Does anybody know of a way to check to see if the timing belt is off a tooth or two.
Unbolt the valve cover and remove the upper timing belt cover. There should be three lines and an "up" indication stamped into the face of the cam gear. You'll be using the two lines that are directly across from eachother. Ignore the third line - it's for 1.6 liter motors.
Turn the crankshaft (turn the crank pulley by hand, or use a ratchet on the crank pulley bolt) counter-clockwise until "up" on the cam gear is close to being all the way up. Look at the back half of the upper timing belt cover... The part bolted to the cylinder head. There should be a pair of pointers molded into the plastic on opposite sides of the cam gear, near the valve cover mating surface. Continue turning the crankshaft until the two cam gear lines on the cam gear face align with the pointers on the back cover.
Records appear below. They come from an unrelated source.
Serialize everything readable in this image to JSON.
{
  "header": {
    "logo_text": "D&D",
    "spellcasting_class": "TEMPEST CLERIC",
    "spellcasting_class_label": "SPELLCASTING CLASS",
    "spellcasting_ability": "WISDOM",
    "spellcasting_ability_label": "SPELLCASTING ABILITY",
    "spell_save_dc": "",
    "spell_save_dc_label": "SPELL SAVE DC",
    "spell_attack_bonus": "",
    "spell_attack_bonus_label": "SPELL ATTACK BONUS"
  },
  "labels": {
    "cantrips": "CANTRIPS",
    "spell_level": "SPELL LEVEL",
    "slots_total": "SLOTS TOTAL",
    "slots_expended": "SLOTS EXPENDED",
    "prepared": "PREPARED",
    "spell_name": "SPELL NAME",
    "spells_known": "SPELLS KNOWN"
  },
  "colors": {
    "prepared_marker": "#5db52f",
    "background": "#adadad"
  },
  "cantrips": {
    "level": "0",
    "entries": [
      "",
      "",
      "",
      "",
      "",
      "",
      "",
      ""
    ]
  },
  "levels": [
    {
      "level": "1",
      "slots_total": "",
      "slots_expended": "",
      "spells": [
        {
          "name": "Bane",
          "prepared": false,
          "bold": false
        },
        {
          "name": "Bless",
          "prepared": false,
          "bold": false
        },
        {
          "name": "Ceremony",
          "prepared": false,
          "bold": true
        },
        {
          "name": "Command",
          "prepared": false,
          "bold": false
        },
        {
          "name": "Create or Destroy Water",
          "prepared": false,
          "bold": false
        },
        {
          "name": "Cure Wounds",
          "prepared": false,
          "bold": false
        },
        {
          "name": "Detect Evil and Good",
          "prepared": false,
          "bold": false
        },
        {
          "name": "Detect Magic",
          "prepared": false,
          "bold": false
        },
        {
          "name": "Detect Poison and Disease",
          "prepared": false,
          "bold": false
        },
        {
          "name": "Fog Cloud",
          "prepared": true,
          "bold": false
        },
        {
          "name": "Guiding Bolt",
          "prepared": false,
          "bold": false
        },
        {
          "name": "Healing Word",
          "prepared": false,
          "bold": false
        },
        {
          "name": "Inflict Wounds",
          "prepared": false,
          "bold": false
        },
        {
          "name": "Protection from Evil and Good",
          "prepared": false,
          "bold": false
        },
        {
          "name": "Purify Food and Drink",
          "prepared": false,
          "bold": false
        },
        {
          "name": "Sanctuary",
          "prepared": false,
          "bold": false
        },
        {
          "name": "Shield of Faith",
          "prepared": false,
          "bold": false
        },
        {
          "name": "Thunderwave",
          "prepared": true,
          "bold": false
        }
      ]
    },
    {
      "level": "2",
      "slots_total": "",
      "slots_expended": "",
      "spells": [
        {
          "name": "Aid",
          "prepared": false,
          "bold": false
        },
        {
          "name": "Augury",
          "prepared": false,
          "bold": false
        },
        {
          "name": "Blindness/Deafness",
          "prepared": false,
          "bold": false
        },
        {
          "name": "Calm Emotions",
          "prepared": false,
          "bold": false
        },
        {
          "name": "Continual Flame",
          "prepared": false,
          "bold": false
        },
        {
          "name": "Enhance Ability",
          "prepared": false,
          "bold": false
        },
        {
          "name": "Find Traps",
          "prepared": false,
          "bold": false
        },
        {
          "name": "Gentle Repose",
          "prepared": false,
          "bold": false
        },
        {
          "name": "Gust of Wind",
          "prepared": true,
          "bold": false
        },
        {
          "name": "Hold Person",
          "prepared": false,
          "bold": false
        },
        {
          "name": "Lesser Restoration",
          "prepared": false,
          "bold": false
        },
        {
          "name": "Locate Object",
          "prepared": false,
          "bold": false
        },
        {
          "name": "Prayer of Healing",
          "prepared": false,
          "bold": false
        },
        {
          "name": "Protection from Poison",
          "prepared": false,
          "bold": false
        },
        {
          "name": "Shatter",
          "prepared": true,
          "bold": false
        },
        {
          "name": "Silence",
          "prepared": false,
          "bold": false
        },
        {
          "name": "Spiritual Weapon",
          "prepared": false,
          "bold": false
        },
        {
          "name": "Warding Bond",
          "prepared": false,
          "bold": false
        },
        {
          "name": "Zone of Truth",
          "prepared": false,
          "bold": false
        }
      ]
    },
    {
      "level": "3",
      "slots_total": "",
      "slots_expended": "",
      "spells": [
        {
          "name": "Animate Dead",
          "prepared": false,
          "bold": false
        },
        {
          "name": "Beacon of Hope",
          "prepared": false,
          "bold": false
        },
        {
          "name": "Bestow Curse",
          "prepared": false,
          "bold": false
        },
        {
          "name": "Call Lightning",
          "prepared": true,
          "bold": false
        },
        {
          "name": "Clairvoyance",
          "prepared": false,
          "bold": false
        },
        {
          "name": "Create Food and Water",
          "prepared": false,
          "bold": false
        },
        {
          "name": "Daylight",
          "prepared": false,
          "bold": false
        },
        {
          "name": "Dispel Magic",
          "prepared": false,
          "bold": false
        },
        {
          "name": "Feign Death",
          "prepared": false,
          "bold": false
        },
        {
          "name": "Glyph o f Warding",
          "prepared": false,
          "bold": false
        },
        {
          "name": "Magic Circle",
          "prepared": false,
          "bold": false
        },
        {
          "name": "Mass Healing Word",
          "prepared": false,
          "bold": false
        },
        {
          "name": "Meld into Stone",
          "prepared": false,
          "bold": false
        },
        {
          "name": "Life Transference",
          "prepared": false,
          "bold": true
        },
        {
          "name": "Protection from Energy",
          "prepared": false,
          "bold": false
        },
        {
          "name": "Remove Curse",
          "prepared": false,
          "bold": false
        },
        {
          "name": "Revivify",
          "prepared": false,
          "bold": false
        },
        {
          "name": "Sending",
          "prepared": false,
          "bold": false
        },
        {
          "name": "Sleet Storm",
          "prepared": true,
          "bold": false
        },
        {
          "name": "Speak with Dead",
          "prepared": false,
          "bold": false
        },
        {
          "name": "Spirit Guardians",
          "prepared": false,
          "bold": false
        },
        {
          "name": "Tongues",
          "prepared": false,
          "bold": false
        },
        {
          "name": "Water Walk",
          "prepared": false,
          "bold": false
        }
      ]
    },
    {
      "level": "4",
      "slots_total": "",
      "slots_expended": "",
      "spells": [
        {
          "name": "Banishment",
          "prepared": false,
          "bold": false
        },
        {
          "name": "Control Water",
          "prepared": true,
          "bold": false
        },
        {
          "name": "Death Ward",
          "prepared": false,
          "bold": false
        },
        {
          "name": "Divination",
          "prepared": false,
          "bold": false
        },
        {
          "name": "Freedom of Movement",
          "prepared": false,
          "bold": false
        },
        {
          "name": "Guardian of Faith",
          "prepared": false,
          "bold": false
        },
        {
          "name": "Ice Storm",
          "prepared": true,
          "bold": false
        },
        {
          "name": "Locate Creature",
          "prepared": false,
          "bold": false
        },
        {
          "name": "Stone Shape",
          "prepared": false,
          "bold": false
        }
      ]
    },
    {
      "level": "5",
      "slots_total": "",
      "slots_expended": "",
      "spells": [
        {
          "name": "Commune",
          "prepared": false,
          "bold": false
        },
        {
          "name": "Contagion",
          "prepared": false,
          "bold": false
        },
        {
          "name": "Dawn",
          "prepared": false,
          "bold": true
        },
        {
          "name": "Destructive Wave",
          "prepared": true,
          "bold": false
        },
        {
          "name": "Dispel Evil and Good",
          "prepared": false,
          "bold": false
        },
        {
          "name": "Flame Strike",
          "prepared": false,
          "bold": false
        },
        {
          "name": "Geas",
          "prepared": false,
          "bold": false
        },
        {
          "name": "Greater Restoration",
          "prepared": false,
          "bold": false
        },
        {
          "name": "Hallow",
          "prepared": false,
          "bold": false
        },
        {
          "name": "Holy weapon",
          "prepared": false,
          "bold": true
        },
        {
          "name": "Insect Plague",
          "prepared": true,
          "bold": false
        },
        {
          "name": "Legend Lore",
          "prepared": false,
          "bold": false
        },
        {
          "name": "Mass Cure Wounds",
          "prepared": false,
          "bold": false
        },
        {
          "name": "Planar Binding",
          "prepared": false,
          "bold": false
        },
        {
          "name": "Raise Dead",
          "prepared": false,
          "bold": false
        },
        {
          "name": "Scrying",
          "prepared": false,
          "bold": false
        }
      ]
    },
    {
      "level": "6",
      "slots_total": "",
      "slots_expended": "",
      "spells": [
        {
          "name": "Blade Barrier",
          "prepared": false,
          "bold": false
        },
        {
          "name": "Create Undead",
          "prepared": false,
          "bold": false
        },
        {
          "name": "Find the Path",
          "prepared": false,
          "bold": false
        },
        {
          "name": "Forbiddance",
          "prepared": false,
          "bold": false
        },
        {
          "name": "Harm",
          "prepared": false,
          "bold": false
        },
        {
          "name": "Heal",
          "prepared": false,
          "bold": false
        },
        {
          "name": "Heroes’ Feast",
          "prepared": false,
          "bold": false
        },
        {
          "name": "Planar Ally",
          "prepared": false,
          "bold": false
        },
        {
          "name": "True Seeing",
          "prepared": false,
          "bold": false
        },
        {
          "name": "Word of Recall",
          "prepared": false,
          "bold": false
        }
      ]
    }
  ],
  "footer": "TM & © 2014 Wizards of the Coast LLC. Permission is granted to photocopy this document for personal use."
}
Now, look down towards the crank pulley. You should see a notch and pointer molded into the lower timing belt cover, forming a sight. Look down the sight at the crank pulley, and you should see a notch cut into the rim of the crank pulley. If you look at the pulley, you will find there are actually four notches: three in a group, and one on it's own. The group of three is used for setting the ignition timing, the remaining one is the top dead center indicator - what we're looking for.
If the TDC notch on the pulley isn't lined up with the sight, rotate the crank pulley until it is and then look at the cam gear to see how far off it is and in which direction.
For anyone else's info, non-vtec D15 motors use the valve cover mating surface as the pointers, rather than ones molded into the timing belt back cover. D16s use a pointer molded into the back cover, directly under the gear (it sticks out so it's plainly visible).
The cam timing being off a tooth generally causes a very lop-sided power band. Either you get very little low-end torque that picks up to normal levels at high RPM, or a fair amount of low end torque that chokes off at higher RPM.
Originally Posted by seeodywhy
It's supposed to get down to minus 30 tomorrow so I'll have my work cut out for me.